You have no evidence that .AI researchers aren’t taking .AI risk seriously enough, given what they are in fact doing. They may not be taking your arguments seriously, and that may well be because you arguments are not relevant to their research. A number of them have said as much on this site.
Even aside from the relevance issue, the MIRI argument constantly assumes that superintelligent IS will have inexplicable deficits. Superintelligent but dumb doesn’t make logical sense.
And you’ve redefined “anything but perfectly morally in tune with humanity” as “dumb”. I’m waiting for an argument as to why that is so.
There’s an argument that an SAI will figure out the correct morality, and there’s an argument that it wont misinterpret directives. They are different arguments, and the second is much stronger.
I now see your point. I still don’t see how you plan to code a “interpret these things properly” piece of the AI. I think working through a specific design would be useful.
I also think you should work your argument into a less wrong post (and send me a message when you’ve done that, in case I miss it) as 12 or so levels deep into a comment thread is not a place most people will ever see.
Not really. Given the first, we can instruct “only do things that [some human or human group with nice values] would approve of” and we’ve got an acceptable morality.
By “interpret these things correctly”, do you mean linguistic competence, or a goal?
The linguistic competence is aready assumed in any .AI that can talk it’s way out of a box (ie not AIXI like), without provision of a design by MIRI.
An AIXI can’t even conceptualise that it’s in a box, so it doesn’t matter if it gets its goals wrong, It can be rendered safe by boxing.

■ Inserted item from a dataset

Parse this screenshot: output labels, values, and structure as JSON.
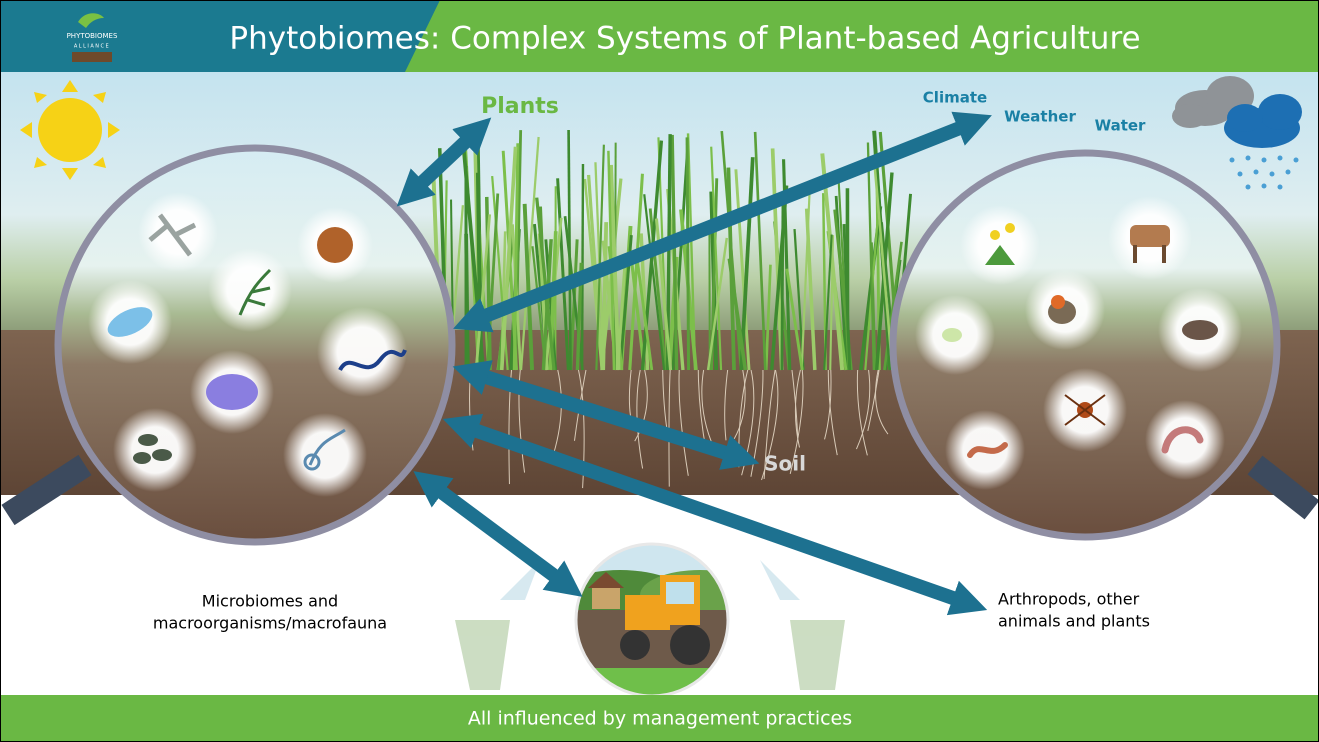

Which combination of assumptions is the problem?
I’m not so sure about that… AIXI can learn certain ways of behaving as if it were part of the universe, even with the Cartesian dualism in its code: http://lesswrong.com/lw/8rl/would_aixi_protect_itself/
A goal. If the AI becomes superintelligent, then it will develop linguistic competence as needed. But I see no way of coding it so that that competence is reflected in its motivation (and it’s not from lack of searching for ways of doing that).
So is it safe to run AIXI approximations in boxes today?
By code it, do you mean “code, train, or evolve it”?
Note that we dont know much about coding higher level goals in general.
Note that “get things right except where X is concerned” is more complex than “get things right”. Humans do the former because of bias. The less anthropic nature of an .AI might be to our advantage.
IMHO, yes. The computational complexity of AIXItl is such that it can’t be used for anything significant on modern hardware.